El 24 de octubre de 1929, la bolsa de Nueva York sufrió una fuerte caída en el precio de sus acciones. En los días siguientes, sobre todo el 29 de octubre, que sería conocido como el martes negro, el desplome del mercado de valores fue devastador. Ese hecho dramático provocaría unos efectos catastróficos en la economía norteamericana y mundial. Alemania se vería especialmente afectada, como consecuencia del modo en que se había producido su recuperación.
El crack de octubre de 1929 evidenció que buena parte de ese auge económico germano había sido un espejismo, al haberse basado en la enorme cantidad de dinero extranjero prestado a Alemania. De manera irresponsable, los préstamos eran amortizados con nuevos préstamos. Con ese dinero a crédito, además de pagar las reparaciones de guerra, se había financiado la recuperación de la industria y el comercio, así como los servicios sociales en general, elevando artificialmente el nivel de vida de la población. Pero el desplome de 1929 interrumpió la concesión de nuevos préstamos y llevó a la reclamación de la deuda a corto plazo, ahora sin posibilidades de ser financiada con más deuda.
Las fatales consecuencias de la crisis se revelaron con toda su crudeza en 1930: caída de precios y salarios, cierre de fábricas y de negocios, venta forzosa de propiedades y, sobre todo, un aumento espectacular del paro. Si en septiembre de 1929 había un millón trescientos mil parados, esta cifra habría ascendido al doble un año después, a más de cuatro millones en 1931 y a más de cinco millones en 1932.
La crisis económica por fuerza debía causar una crisis política y ahí estaba Hitler para aprovecharse de la desesperación de millones de alemanes.

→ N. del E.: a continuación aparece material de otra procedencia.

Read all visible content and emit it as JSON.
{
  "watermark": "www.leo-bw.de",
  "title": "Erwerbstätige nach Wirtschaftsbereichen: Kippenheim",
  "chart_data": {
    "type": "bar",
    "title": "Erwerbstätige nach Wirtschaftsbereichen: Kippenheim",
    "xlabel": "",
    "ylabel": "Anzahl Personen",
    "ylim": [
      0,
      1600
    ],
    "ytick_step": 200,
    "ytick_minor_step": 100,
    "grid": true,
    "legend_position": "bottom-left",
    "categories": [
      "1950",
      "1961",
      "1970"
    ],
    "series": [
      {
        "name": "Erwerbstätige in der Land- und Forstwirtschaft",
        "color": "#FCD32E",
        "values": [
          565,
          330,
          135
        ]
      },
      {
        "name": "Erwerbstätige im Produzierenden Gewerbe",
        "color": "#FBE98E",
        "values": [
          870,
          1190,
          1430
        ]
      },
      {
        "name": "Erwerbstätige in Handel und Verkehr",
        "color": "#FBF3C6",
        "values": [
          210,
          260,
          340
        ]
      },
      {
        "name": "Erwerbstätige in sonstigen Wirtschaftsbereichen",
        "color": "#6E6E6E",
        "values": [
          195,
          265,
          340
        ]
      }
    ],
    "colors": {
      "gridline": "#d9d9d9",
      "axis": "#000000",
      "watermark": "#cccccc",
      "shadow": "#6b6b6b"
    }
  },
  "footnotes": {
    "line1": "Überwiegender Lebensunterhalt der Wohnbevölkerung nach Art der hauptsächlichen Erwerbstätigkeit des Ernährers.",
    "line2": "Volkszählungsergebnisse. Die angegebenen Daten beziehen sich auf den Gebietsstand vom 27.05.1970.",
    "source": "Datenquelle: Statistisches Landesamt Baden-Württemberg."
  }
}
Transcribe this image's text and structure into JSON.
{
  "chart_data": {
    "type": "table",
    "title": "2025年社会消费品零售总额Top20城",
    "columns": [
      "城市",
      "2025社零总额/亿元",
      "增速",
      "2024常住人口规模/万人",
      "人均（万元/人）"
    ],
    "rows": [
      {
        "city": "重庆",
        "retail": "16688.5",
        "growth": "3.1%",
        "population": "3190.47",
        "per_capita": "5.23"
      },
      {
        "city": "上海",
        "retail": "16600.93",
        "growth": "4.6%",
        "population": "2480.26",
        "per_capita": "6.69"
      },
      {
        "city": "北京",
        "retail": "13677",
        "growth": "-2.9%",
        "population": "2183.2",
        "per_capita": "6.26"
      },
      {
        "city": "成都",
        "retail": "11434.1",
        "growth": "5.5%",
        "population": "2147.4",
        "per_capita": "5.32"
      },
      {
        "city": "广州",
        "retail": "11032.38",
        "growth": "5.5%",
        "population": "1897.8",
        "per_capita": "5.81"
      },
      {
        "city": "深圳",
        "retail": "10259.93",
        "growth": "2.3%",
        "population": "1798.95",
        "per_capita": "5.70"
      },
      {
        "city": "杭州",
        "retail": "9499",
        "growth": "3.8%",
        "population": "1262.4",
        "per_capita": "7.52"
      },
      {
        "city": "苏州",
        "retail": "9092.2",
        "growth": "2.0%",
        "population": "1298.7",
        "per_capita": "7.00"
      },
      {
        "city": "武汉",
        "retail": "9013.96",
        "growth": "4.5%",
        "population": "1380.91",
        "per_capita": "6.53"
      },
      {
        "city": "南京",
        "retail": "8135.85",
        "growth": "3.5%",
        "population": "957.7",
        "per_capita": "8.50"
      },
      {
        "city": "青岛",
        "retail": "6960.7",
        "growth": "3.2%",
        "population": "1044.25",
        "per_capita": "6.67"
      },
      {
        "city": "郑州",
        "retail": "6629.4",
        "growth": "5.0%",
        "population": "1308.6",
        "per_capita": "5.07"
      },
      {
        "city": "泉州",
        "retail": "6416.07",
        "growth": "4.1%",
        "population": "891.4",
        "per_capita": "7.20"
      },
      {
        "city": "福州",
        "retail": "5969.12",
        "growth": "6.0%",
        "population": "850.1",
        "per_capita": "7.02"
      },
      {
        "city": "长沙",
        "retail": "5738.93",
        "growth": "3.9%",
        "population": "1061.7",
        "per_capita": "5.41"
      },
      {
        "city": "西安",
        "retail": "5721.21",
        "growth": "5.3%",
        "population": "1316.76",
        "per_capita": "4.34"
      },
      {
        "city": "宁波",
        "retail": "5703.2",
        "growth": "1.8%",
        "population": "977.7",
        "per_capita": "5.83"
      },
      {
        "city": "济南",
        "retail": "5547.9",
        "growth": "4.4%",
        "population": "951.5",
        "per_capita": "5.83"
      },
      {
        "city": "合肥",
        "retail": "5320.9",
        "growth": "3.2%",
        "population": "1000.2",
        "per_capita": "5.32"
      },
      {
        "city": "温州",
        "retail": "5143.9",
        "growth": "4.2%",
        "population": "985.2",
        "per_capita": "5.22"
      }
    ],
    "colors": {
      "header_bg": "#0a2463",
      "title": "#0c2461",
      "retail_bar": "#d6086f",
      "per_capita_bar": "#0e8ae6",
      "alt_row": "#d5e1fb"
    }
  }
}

En las elecciones regionales de Sajonia, celebradas en junio de 1930, el partido nazi pasó de cinco a catorce representantes, convirtiéndose en la segunda fuerza política. Ese sería el aperitivo de que lo que estaría por llegar en septiembre.
Hitler, en el centro, rodeado de sus correligionarios en una reunión del NSDAP a finales de 1930.
En la campaña electoral para las elecciones generales del 14 de septiembre de 1930, los nazis abocaron todo su repertorio de ardides propagandísticos para atraer la atención y obtener votos. Hitler era consciente de que, tras una larga espera, había llegado por fin su oportunidad, por lo que el partido no escatimó recursos; se pintaron consignas en los muros, se pegaron miles de carteles y se convocaron innumerables mítines, manifestaciones y concentraciones anunciados por camiones provistos de altavoces. Por su parte, las SA no rehuían el enfrentamiento con los comunistas, contribuyendo así a dar una impresión de energía y resolución.
El día de los comicios, treinta millones de alemanes acudieron a las urnas, cuatro más que en 1928. Los resultados sorprendieron incluso a Hitler: los nazis habían pasado de ochocientos mil votos a casi seis millones y medio y su número de representantes en el Reichstag había crecido de 12 a 107 diputados. De ser la novena fuerza política habían pasado a ser la segunda. Aunque el canciller sería Heinrich Brüning, Hitler se había convertido en un líder nacional con el que a partir de entonces habría que contar para la gobernabilidad del país.